Retour remarqué aux affaires de Mohamed Aujjar, ex-ambassadeur et représentant permanent du Maroc auprès de l’Office des Nations unies à Genève, qui a été propulsé à la tête du très stratégique ministère de la Justice, en remplacement de Mustapha Ramid.



Cet ancien journaliste natif de Targuist, dans la province d’Al Hoceima, ne sera pas en terrain inconnu, lui qui a dirigé le ministère chargé des droits de l’Homme dans le gouvernement d’alternance conduit par Abderrahmane El Youssoufi.


L’ancien président de la Chambre des représentants et figure emblématique de ce parti libéral, Rachid Talbi Alami hérite, lui, du ministère de la Jeunesse et des Sports.

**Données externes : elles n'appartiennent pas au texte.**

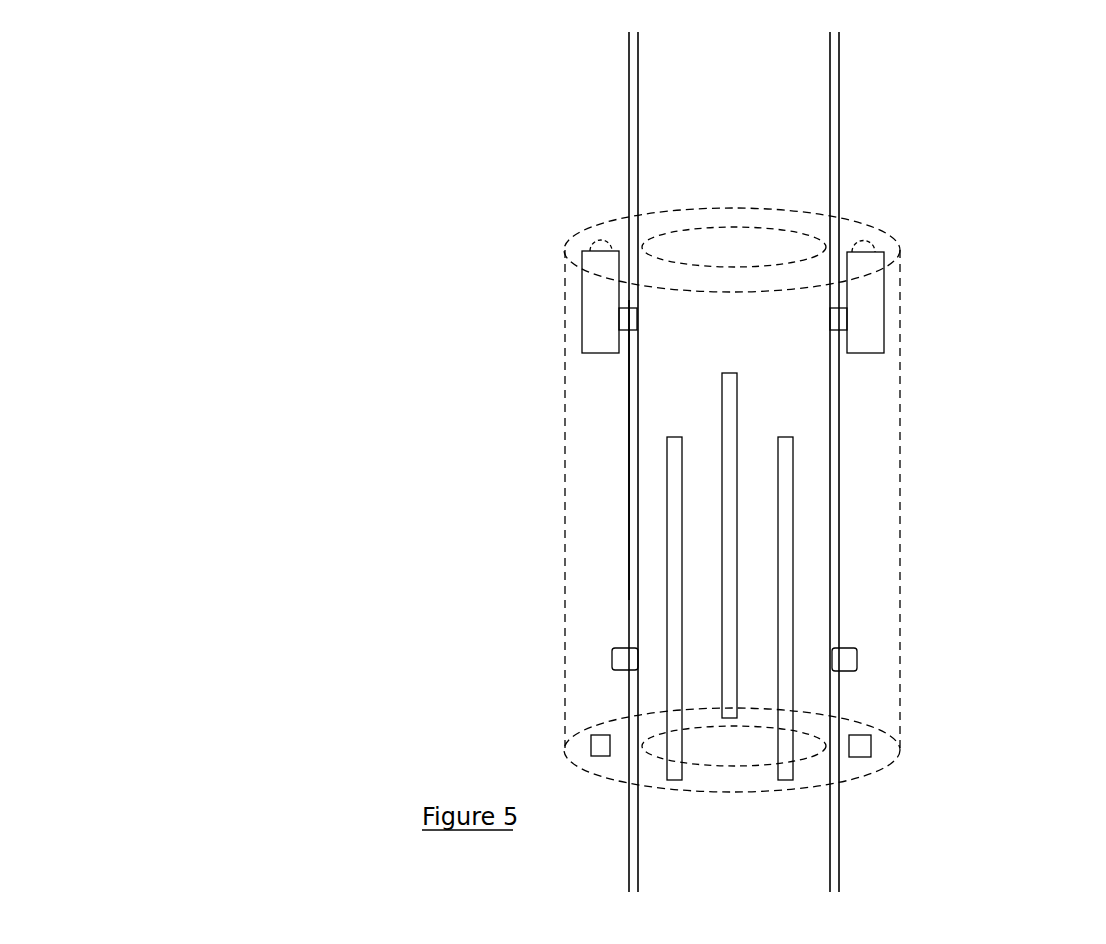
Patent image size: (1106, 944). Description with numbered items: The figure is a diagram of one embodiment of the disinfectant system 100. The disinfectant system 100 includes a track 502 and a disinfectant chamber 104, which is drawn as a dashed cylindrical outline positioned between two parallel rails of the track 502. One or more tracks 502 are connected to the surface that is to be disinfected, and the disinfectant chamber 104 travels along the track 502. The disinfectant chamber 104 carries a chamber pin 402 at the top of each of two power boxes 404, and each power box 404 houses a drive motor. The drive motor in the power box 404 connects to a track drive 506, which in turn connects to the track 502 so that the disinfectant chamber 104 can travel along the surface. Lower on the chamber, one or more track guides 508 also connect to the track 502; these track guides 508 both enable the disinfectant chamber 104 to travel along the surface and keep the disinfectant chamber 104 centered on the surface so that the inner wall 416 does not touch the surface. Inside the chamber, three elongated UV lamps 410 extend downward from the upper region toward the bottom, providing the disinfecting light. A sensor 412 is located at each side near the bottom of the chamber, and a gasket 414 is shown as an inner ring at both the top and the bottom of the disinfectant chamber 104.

The disinfectant system 100 is at (225, 228).
The disinfectant chamber 104 is at (563, 287).
The chamber pin 402 is at (602, 238).
The power box 404 is at (598, 290).
The UV lamp 410 is at (729, 718).
The sensor 412 is at (590, 747).
The gasket 414 is at (695, 228).
The inner wall 416 is at (628, 525).
The track 502 is at (630, 142).
The track drive 506 is at (623, 325).
The track guide 508 is at (612, 660).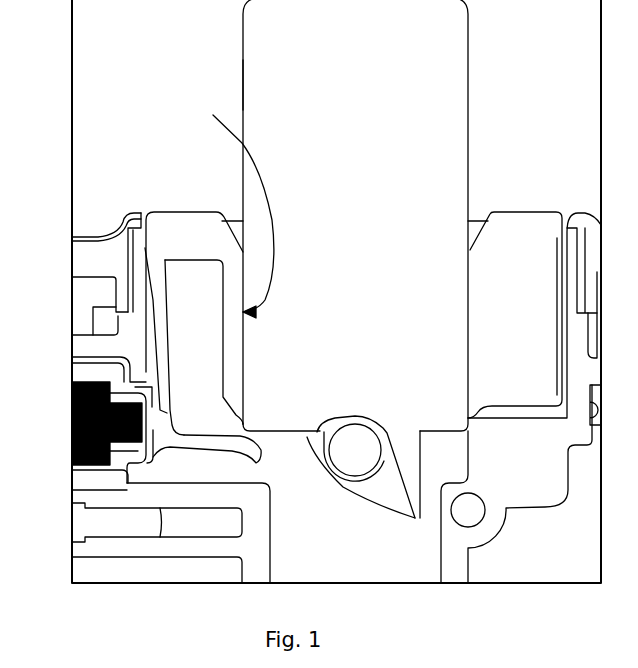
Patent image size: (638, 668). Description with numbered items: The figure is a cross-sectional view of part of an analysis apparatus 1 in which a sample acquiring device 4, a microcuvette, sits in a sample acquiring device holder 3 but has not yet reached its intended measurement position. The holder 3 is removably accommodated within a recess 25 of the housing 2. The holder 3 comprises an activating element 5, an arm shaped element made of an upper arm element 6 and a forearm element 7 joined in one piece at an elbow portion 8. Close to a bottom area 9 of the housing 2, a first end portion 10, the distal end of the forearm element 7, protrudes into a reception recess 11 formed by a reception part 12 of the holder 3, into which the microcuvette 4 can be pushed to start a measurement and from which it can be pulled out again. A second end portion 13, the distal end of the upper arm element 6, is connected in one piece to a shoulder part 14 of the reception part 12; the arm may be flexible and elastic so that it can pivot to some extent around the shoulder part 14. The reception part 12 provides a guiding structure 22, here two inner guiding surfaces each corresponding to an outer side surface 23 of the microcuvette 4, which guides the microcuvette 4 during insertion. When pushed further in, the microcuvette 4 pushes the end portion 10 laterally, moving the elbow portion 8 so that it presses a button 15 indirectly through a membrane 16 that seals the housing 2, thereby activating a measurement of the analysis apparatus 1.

The analysis apparatus 1 is at (157, 98).
The housing 2 is at (546, 490).
The sample acquiring device holder 3 is at (502, 195).
The sample acquiring device 4 is at (428, 62).
The activating element 5 is at (168, 318).
The upper arm element 6 is at (160, 368).
The forearm element 7 is at (203, 445).
The elbow portion 8 is at (160, 410).
The bottom area 9 is at (347, 563).
The first end portion 10 is at (267, 463).
The reception recess 11 is at (283, 435).
The reception part 12 is at (535, 237).
The second end portion 13 is at (153, 263).
The shoulder part 14 is at (185, 228).
The button 15 is at (72, 428).
The membrane 16 is at (85, 480).
The guiding structure 22 is at (227, 209).
The outer side surface 23 is at (242, 82).
The recess 25 is at (148, 295).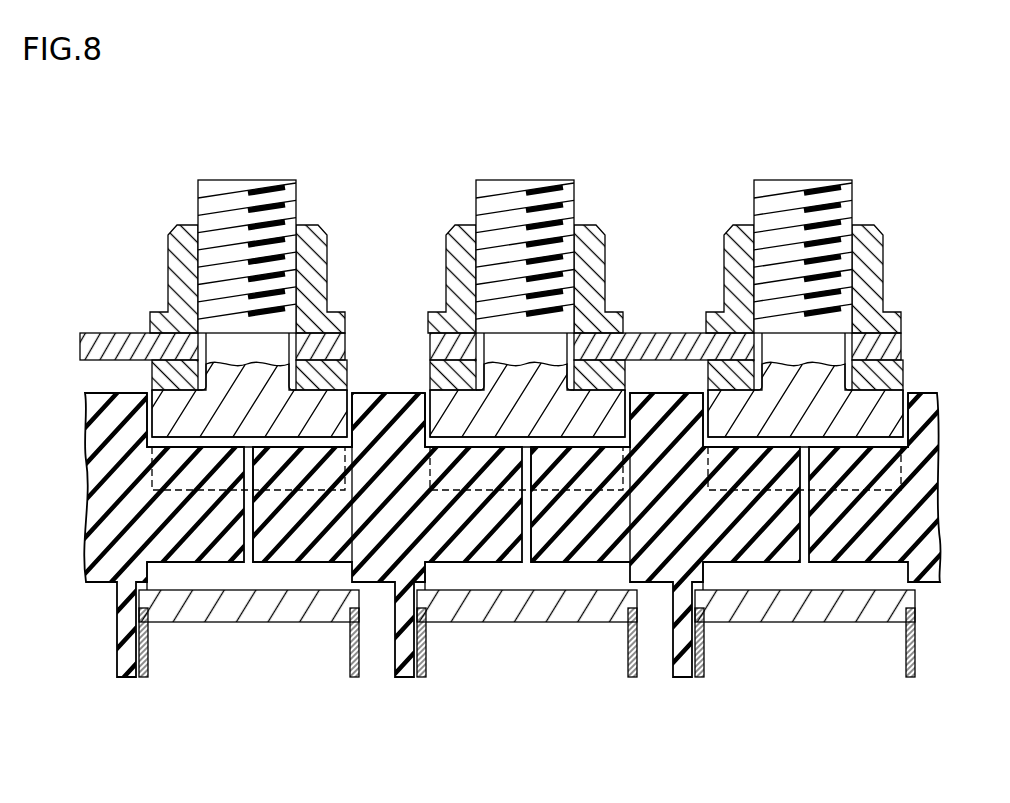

Le RNI, dirigé depuis quelques mois par Aziz Akhannouch après la démission de Salaheddine Mezouar, est également représenté au gouvernement par deux femmes, à savoir Lamia Boutaleb et Mbarka Bouaida, nommées à deux secrétariats d’Etat. La première va se charger du Tourisme et la seconde s’occupera de la Pêche maritime, après avoir fait ses premières armes dans la diplomatie comme ministre déléguée auprès du ministre des Affaires étrangères et de la Coopération dans le gouvernement de Benkirane.



Avec sept ministères, le RNI aura pour ambition de marquer le gouvernement dirigé par le président du conseil national du Parti de la justice et du développement (PJD), en dépit de sa régression aux législatives du 7 octobre 2016 en obtenant 37 sièges contre 52 en 2011. Une mainmise qui réduit la marge de manoeuvre du PJD sur l’essentiel des décisions stratégiques en matière économique.